While still on his Russian state visit in Moscow, Philippine President Rodrigo Duterte made an announcement on Tuesday, May 23, that he is declaring martial law on the large southern island of Mindanao. This came about as a result of a large-scale gun battle that took place earlier in the day in Marawi City, the capital of the Mindanao province of Lanao del Sur. Local police and government military forces have mobilized there in order to capture Isnilon Hapilon, leader of the Islamic militant Maute group which has aligned itself with the Islamic State since 2014.

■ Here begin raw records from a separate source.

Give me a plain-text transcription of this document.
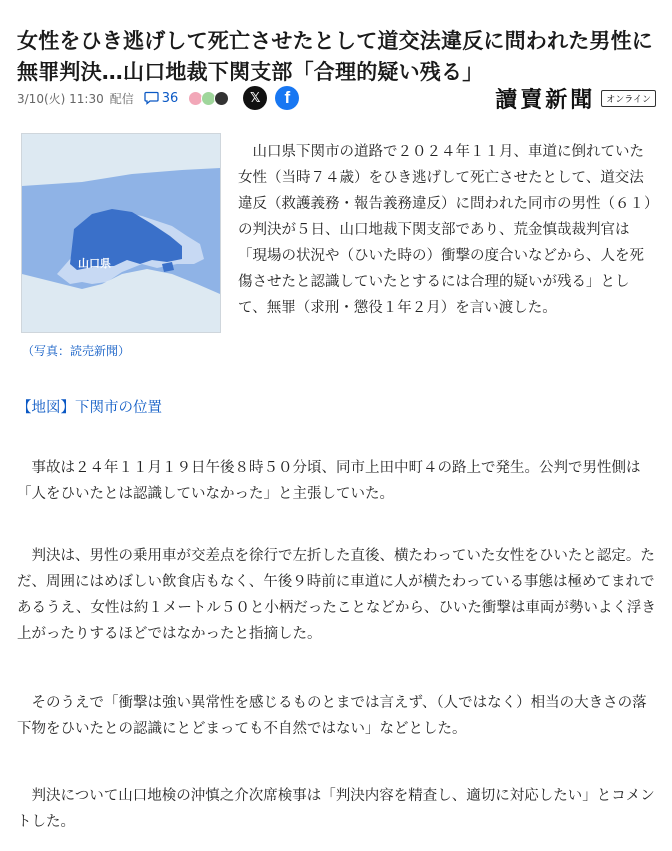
女性をひき逃げして死亡させたとして道交法違反に問われた男性に無罪判決…山口地裁下関支部「合理的疑い残る」
3/10(火) 11:30 配信 36	𝕏	f	讀賣新聞	オンライン
山口県
（写真：読売新聞）

　山口県下関市の道路で２０２４年１１月、車道に倒れていた女性（当時７４歳）をひき逃げして死亡させたとして、道交法違反（救護義務・報告義務違反）に問われた同市の男性（６１）の判決が５日、山口地裁下関支部であり、荒金慎哉裁判官は「現場の状況や（ひいた時の）衝撃の度合いなどから、人を死傷させたと認識していたとするには合理的疑いが残る」として、無罪（求刑・懲役１年２月）を言い渡した。

【地図】下関市の位置

　事故は２４年１１月１９日午後８時５０分頃、同市上田中町４の路上で発生。公判で男性側は「人をひいたとは認識していなかった」と主張していた。

　判決は、男性の乗用車が交差点を徐行で左折した直後、横たわっていた女性をひいたと認定。ただ、周囲にはめぼしい飲食店もなく、午後９時前に車道に人が横たわっている事態は極めてまれであるうえ、女性は約１メートル５０と小柄だったことなどから、ひいた衝撃は車両が勢いよく浮き上がったりするほどではなかったと指摘した。

　そのうえで「衝撃は強い異常性を感じるものとまでは言えず、（人ではなく）相当の大きさの落下物をひいたとの認識にとどまっても不自然ではない」などとした。

　判決について山口地検の沖慎之介次席検事は「判決内容を精査し、適切に対応したい」とコメントした。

The Maute group is composed of breakaway extremist elements from long-time Muslim separatist groups that have operated in Mindanao for decades before returning to the fold in peace agreements with past administrations. The attempt to arrest Hapilon, according to Philippine Armed Forces Chief of Staff Lt. Gen. Eduardo Ano, led to 50 armed men storming Marawi City and setting fire to houses and buildings.

One police officer and two soldiers were reportedly killed, with a dozen more that have been wounded.

Indelible problem

Mindanao is the largest main island in the southern Philippines. It has also been a century-old battleground between the Muslim inhabitants and predominantly Christian forces from the rest of the islands, from Colonial Spain to Colonial America to the Japanese occupation and ultimately the military of the Philippine republic.

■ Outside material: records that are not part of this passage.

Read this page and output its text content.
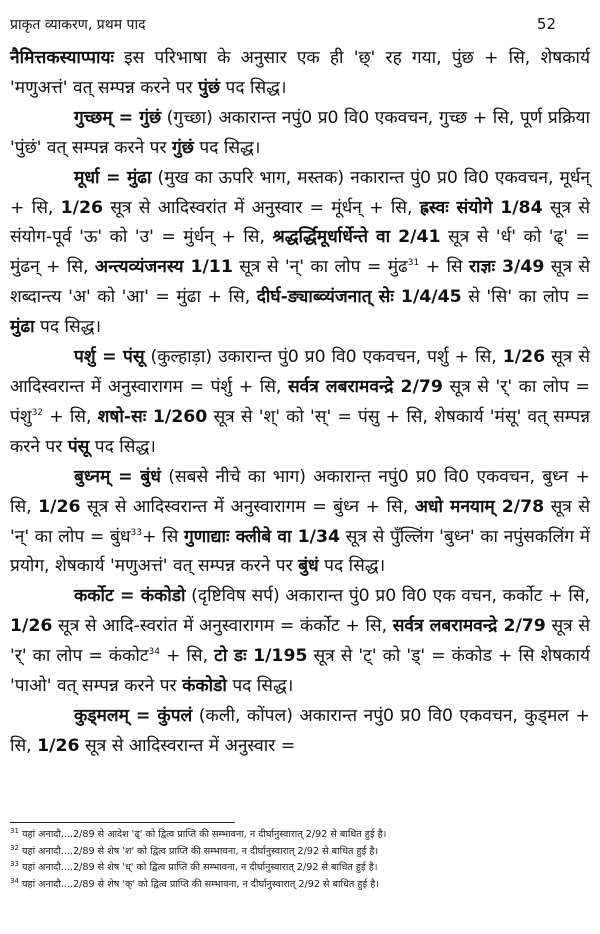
प्राकृत व्याकरण, प्रथम पाद	52

नैमित्तकस्याप्पायः इस परिभाषा के अनुसार एक ही 'छ्' रह गया, पुंछ + सि, शेषकार्य 'मणुअत्तं' वत् सम्पन्न करने पर पुंछं पद सिद्ध।

गुच्छम् = गुंछं (गुच्छा) अकारान्त नपुं0 प्र0 वि0 एकवचन, गुच्छ + सि, पूर्ण प्रक्रिया 'पुंछं' वत् सम्पन्न करने पर गुंछं पद सिद्ध।

मूर्धा = मुंढा (मुख का ऊपरि भाग, मस्तक) नकारान्त पुं0 प्र0 वि0 एकवचन, मूर्धन् + सि, 1/26 सूत्र से आदिस्वरांत में अनुस्वार = मूंर्धन् + सि, ह्रस्वः संयोगे 1/84 सूत्र से संयोग-पूर्व 'ऊ' को 'उ' = मुंर्धन् + सि, श्रद्धर्द्धिमूर्धार्धेन्ते वा 2/41 सूत्र से 'र्ध' को 'ढ्' = मुंढन् + सि, अन्त्यव्यंजनस्य 1/11 सूत्र से 'न्' का लोप = मुंढ$^{31}$ + सि राज्ञः 3/49 सूत्र से शब्दान्त्य 'अ' को 'आ' = मुंढा + सि, दीर्घ-ङ्याब्व्यंजनात् सेः 1/4/45 से 'सि' का लोप = मुंढा पद सिद्ध।

पर्शु = पंसू (कुल्हाड़ा) उकारान्त पुं0 प्र0 वि0 एकवचन, पर्शु + सि, 1/26 सूत्र से आदिस्वरान्त में अनुस्वारागम = पंर्शु + सि, सर्वत्र लबरामवन्द्रे 2/79 सूत्र से 'र्' का लोप = पंशु$^{32}$ + सि, शषो-सः 1/260 सूत्र से 'श्' को 'स्' = पंसु + सि, शेषकार्य 'मंसू' वत् सम्पन्न करने पर पंसू पद सिद्ध।

बुध्नम् = बुंधं (सबसे नीचे का भाग) अकारान्त नपुं0 प्र0 वि0 एकवचन, बुध्न + सि, 1/26 सूत्र से आदिस्वरान्त में अनुस्वारागम = बुंध्न + सि, अधो मनयाम् 2/78 सूत्र से 'न्' का लोप = बुंध$^{33}$+ सि गुणाद्याः क्लीबे वा 1/34 सूत्र से पुँल्लिंग 'बुध्न' का नपुंसकलिंग में प्रयोग, शेषकार्य 'मणुअत्तं' वत् सम्पन्न करने पर बुंधं पद सिद्ध।

कर्कोट = कंकोडो (दृष्टिविष सर्प) अकारान्त पुं0 प्र0 वि0 एक वचन, कर्कोट + सि, 1/26 सूत्र से आदि-स्वरांत में अनुस्वारागम = कंर्कोट + सि, सर्वत्र लबरामवन्द्रे 2/79 सूत्र से 'र्' का लोप = कंकोट$^{34}$ + सि, टो डः 1/195 सूत्र से 'ट्' को 'ड्' = कंकोड + सि शेषकार्य 'पाओ' वत् सम्पन्न करने पर कंकोडो पद सिद्ध।

कुड्मलम् = कुंपलं (कली, कोंपल) अकारान्त नपुं0 प्र0 वि0 एकवचन, कुड्मल + सि, 1/26 सूत्र से आदिस्वरान्त में अनुस्वार =

$^{31}$ यहां अनादौ....2/89 से आदेश 'ढ्' को द्वित्व प्राप्ति की सम्भावना, न दीर्घानुस्वारात् 2/92 से बाधित हुई है।
$^{32}$ यहां अनादौ....2/89 से शेष 'श' को द्वित्व प्राप्ति की सम्भावना, न दीर्घानुस्वारात् 2/92 से बाधित हुई है।
$^{33}$ यहां अनादौ....2/89 से शेष 'ध्' को द्वित्व प्राप्ति की सम्भावना, न दीर्घानुस्वारात् 2/92 से बाधित हुई है।
$^{34}$ यहां अनादौ....2/89 से शेष 'क्' को द्वित्व प्राप्ति की सम्भावना, न दीर्घानुस्वारात् 2/92 से बाधित हुई है।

Similar to a nationwide Communist insurgency, the menace of Islamic insurgents and terrorist groups continue to plague the Philippines even under the intimidating leadership of Rodrigo Duterte.

The latest word from Marawi is that the Maute group has cut off the city from the outside world. As a precaution, all major cities in Mindanao, including Duterte’s hometown of Davao City, have been placed under military lockdown, with travel restricted and scrutinized.